The Demand and the Supply of Increased Efficiency in the Negro Ministry / The American Negro Academy. Occasional Papers No. 13
In the discussion of this subject I fully recognize the opportunity men have to serve God in any honorable vocation. The Christian lawyer or physician is called of God as truly as a minister. Such men are putting the emphasis on service and not on getting. The condition confronting us is alarming and this warrants the earnest plea in this paper for a greater number of efficient ministers.
This is probably the most important question confronting the colored people to-day. After all, a race or a nation is measured by its religion, and the greatest fact about a people is its religion. The efficiency of a nation depends in a large degree upon the character of its religious principles. When the good Queen Victoria was asked what made her realm so great, it was expected that she might point to her well-equipped navy or her efficient army, but she modestly held up a little book, called the Bible, and said: “By adhering to the principles contained in this Book, greatness has come to Great Britain.” China is what she is to-day because she adheres to certain principles taught by her religious teachers, and Africa is still in darkness because led by blind, superstitious, religious teachers.

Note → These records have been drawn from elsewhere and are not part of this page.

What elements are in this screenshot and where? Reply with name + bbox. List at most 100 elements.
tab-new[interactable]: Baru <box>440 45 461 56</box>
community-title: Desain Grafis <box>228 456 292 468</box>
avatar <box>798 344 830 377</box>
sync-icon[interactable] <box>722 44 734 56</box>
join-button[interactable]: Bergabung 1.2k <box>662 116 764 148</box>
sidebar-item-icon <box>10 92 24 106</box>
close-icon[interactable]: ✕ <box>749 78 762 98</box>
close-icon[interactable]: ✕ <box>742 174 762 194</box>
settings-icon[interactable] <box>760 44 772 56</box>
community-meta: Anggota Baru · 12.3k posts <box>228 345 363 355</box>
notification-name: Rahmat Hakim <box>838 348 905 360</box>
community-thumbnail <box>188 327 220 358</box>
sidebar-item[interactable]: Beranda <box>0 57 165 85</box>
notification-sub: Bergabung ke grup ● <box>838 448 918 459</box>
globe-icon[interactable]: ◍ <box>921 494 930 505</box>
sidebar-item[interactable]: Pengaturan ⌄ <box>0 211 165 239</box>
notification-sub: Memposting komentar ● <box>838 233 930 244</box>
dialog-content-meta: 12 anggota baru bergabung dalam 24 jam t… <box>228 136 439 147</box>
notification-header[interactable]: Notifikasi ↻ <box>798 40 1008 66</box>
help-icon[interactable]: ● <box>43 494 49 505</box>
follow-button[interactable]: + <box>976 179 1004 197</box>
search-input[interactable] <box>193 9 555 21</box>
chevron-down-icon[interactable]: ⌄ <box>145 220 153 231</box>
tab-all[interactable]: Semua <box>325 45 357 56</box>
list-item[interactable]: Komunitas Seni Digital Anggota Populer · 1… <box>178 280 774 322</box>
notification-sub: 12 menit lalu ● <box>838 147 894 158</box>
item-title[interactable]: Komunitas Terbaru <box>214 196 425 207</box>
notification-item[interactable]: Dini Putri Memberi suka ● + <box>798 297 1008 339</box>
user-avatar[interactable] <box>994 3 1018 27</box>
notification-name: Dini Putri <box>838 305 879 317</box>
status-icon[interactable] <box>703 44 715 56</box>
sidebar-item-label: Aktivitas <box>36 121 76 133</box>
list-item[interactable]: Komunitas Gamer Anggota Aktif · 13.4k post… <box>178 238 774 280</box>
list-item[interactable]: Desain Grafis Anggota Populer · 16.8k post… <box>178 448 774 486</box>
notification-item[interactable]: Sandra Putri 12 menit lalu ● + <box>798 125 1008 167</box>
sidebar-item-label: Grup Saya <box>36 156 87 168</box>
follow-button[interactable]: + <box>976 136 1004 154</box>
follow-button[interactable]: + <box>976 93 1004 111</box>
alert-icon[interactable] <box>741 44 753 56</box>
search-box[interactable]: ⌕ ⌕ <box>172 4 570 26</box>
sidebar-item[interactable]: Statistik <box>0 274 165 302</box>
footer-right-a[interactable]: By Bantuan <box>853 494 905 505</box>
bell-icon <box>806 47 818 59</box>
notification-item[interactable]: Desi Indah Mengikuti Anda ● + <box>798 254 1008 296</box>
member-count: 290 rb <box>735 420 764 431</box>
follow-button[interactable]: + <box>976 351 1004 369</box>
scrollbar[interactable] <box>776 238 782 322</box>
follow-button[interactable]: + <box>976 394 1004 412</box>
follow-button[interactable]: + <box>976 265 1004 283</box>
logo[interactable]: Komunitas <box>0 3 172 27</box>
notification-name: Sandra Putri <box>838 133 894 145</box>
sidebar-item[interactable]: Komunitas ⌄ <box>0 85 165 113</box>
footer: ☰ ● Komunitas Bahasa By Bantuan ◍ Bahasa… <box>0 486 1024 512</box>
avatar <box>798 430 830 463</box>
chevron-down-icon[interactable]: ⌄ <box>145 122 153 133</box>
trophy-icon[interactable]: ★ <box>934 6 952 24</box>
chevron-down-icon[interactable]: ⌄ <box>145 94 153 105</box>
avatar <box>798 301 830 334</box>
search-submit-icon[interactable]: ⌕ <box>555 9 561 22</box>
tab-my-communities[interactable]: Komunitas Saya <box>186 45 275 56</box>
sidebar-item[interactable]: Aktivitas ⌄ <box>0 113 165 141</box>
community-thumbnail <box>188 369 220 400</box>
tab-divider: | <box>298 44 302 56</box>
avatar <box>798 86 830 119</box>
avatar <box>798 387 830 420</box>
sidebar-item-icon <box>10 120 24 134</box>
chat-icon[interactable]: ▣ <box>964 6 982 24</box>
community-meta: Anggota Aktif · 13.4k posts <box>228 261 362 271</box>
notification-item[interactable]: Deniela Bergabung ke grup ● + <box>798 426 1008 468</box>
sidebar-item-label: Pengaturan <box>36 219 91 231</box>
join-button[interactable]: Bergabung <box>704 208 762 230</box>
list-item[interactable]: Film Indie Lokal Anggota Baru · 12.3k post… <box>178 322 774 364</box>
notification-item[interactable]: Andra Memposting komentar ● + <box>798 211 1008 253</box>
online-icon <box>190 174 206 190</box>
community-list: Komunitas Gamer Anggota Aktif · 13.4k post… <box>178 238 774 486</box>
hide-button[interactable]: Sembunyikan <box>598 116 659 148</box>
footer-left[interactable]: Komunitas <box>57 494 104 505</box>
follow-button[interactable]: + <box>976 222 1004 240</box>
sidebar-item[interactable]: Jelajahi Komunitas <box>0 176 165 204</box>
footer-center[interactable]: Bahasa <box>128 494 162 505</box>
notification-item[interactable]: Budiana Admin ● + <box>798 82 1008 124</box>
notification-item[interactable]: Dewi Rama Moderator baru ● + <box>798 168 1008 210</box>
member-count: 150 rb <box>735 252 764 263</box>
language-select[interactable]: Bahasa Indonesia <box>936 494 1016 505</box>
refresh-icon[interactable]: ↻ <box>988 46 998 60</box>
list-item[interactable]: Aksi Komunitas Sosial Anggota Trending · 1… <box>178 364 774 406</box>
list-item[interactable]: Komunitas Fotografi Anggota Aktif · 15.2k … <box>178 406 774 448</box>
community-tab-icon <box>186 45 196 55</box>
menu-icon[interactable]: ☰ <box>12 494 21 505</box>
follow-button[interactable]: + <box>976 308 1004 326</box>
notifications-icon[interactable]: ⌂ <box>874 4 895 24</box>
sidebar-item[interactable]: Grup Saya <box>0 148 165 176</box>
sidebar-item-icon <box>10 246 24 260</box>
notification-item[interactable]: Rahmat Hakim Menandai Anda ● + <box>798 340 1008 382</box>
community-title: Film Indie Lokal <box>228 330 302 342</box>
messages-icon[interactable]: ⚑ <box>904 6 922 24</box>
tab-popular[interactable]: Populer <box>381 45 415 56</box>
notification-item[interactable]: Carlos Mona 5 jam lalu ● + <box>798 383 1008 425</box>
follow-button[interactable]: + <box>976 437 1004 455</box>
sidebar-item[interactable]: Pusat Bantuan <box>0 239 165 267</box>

In a larger sense than many people are willing to give credit the Negro minister has been responsible for the progress of our race and is also responsible for much that cannot be counted as progress, for no other single class of individuals has had, and still has, so large and far-reaching an influence as our ministers. You have only to go to a community where there is a well-trained, honorable, upright, and efficient minister to see the marked improvement among the people along every line. On the other hand, when you find a community where there is an immoral, ignorant minister, wielding a large influence, you will find a community that is full of despair.
It is pleasant to read the short story written by Paul Laurence Dunbar some years ago, entitled “The Ordeal at Mt. Hope.” This story possibly gives one of the most vivid pictures of real, genuine service rendered by a man of splendid parts in a needy section of the South, bearing out the practical demonstration of the power the minister has over a community.